I lately stumbled unto a strange behaviour of my calculator (a TI-Nspire™ CX II-T CAS): $$ \begin{split} 0^{-2} = 0^{-4} &= \infty & \forall \text{ even numbers}\\ 0^{-1}, 0^{-3} &= \text{undefined} \quad& \forall \text{ odd numbers}\quad&{\scriptsize\text{(note that undefined $\ne$ undefined)}} \end{split} $$ To me, either both should result in $\infty$ ($\tilde\infty$ to be precice) or both should be $\text{undefined}$, since both involve division by zero. Somehow I cannot wrap my head around this, nor find anything about it online.
I've consultated threads like Why does zero raised to the power of negative one equal infinity?, Zero to the negative power. and some more, but they all talk about zero by the power of $-1$, nothing else.

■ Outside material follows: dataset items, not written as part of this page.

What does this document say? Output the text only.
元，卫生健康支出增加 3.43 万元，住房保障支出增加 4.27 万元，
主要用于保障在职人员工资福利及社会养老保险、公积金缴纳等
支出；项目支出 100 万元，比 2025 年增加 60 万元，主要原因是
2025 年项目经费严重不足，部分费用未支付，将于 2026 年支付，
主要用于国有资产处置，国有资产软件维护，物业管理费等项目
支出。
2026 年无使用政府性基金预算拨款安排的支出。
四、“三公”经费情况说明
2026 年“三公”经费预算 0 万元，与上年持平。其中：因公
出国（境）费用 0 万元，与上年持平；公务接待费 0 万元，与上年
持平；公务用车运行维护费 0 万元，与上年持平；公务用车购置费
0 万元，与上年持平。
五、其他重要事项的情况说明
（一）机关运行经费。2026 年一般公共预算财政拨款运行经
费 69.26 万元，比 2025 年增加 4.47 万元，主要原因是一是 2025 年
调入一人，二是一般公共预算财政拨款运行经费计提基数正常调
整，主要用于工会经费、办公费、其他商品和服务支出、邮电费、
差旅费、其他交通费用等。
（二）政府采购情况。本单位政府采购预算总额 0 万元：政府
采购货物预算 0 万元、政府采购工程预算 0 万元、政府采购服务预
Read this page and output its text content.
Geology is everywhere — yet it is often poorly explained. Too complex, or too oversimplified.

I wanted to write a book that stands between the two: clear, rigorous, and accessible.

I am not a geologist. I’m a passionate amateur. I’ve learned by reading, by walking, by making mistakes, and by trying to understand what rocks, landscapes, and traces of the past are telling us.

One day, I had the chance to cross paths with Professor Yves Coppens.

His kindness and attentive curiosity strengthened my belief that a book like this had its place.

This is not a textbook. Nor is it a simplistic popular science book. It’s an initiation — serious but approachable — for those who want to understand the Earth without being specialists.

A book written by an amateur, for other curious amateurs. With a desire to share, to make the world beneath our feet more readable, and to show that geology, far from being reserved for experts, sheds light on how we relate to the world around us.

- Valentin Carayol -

Furthermore, I tried it on some online calculators like WolframAlpha, which directly gives me complex infinity ($\tilde \infty$), others said both would be $\text{undefined}$.
Does anyone know how this can be explained?
Usually such expressions are defined as limits, so for example $$0^{-n} := \lim_{x\to 0} x^{-n}.$$
You'll see that if $n$ is odd, the value of the limit depends on which side zero is approached from ($n$ odd): $$\lim_{x\to 0^-} x^{-n} = -\infty,\quad\lim_{x\to 0^+} x^{-n} = +\infty,$$ so the limit is not defined. However, for $n$ even, both one-sided limits agree, and the limit $\lim_{x\to 0} x^{-n}$ exists and is $+\infty$.
While it seems like a bug at first glance, this might be the reason why the calculator produces the observed results - they would be consistent with the above reasoning.